In this file, I provide a code you can use to enrich the wdumper specification files with sub-classes. The main issue with WDumper is you should add all sub-classes of a type to the spec file separately which is very hard doing it by hand. In this file, we first grab all QIDs of subtypes (that their parent class already is added to the input spec file) with a SPARQL query and add their proper JSON nodes into an existed wdumper spec file.

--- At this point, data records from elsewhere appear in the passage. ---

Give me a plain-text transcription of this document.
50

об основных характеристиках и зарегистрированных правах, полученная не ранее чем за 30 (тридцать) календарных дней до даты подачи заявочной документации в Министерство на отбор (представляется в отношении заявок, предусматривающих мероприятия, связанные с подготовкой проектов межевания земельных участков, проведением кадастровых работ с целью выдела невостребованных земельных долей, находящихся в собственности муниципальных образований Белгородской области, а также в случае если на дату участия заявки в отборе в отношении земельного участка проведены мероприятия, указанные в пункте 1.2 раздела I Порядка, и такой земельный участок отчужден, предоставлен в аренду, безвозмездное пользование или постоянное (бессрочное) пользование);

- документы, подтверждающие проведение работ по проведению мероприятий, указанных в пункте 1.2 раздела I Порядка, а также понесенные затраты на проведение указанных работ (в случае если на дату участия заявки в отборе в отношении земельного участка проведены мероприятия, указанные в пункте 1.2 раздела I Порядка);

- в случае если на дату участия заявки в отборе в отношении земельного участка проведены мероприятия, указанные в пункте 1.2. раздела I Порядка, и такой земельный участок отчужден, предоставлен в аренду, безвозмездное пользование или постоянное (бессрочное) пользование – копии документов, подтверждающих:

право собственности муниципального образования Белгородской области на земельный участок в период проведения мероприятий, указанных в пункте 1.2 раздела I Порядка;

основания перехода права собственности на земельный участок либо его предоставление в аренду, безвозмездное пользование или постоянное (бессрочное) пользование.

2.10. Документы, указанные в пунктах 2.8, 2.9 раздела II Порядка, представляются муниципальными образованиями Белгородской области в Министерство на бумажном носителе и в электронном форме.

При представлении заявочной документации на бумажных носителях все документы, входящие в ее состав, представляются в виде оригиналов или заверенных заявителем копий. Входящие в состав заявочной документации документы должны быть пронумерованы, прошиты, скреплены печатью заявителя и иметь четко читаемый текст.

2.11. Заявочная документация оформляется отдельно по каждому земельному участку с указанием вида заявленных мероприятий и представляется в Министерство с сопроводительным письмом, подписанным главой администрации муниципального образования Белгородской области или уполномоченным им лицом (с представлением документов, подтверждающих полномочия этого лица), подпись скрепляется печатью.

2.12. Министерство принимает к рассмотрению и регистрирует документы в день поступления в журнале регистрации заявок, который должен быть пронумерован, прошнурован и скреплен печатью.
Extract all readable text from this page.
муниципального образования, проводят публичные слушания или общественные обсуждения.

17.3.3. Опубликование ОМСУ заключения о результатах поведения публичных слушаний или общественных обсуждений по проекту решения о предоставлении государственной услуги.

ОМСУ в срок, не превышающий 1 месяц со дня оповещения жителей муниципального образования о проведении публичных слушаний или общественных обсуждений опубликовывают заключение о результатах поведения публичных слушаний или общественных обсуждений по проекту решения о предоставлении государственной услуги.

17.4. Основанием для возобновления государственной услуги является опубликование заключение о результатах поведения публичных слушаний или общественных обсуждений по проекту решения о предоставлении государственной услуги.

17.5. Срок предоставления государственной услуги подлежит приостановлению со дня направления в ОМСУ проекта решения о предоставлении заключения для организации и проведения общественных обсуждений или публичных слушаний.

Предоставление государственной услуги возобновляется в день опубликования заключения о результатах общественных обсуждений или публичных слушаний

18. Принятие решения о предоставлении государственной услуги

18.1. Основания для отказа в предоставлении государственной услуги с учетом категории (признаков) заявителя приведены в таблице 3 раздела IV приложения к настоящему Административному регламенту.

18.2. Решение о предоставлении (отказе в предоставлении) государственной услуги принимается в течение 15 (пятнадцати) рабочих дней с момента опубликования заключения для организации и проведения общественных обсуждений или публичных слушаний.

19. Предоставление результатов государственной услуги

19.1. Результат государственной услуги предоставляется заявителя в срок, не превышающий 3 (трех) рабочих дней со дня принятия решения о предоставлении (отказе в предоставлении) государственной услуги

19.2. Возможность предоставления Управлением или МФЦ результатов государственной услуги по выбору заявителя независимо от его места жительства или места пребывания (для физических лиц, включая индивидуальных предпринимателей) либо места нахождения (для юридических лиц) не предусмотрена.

INPUT  : wdumper spec file with P31 hasValue QXX filters in it
OUTPUT : wdumper spec file with added P31hasValue (subclasses of QXX ) filters

In [1]:
# pip install sparqlwrapper
# https://rdflib.github.io/sparqlwrapper/

import sys, json, requests, copy
from SPARQLWrapper import SPARQLWrapper, JSON


wikidataEndpoint = 'https://query.wikidata.org/sparql'
queryTemplate = """
PREFIX wd: <http://www.wikidata.org/entity/>
PREFIX wdt: <http://www.wikidata.org/prop/direct/>
SELECT ?subtypeQIDs WHERE {{
    ?subtypeQIDs wdt:P279+ {0} .
}}

"""
def get_results(endpoint_url, query):
    user_agent = "WDQS-example Python/%s.%s" % (sys.version_info[0], sys.version_info[1])
    sparql = SPARQLWrapper(endpoint_url,user_agent)
    sparql.setQuery(query)
    sparql.setReturnFormat(JSON)
    return sparql.query().convert()

with open("UKuniversitiesWithRQFS.json") as datafile:
  data = json.load(datafile)
outData=copy.deepcopy(data)
ctr=0
for entity in data['entities']:
    if entity['type']=='item':
        for property in entity['properties']:            
            if property['property']=='P31' and property['type']=='entityid':
                query=queryTemplate.format('wd:'+property['value'])
                results = get_results(wikidataEndpoint, query)
                for qid in results['results']['bindings']:
                    value=qid['subtypeQIDs']['value'].replace('http://www.wikidata.org/entity/','')
                    if len(entity['properties'])==1:
                        outData['entities'].append({'type': 'item','properties': [{'type':'entityid','rank': 'all','value': value,'property': 'P31'}]})
                    else:
                        outData['entities'][ctr]['properties'].append({'type': 'entityid','rank': 'all','value': value,'property': 'P31'})
    ctr=ctr+1
with open('UKuniversitiesWithRQFSandSubclasses.json', 'w') as outfile:
    json.dump(outData, outfile)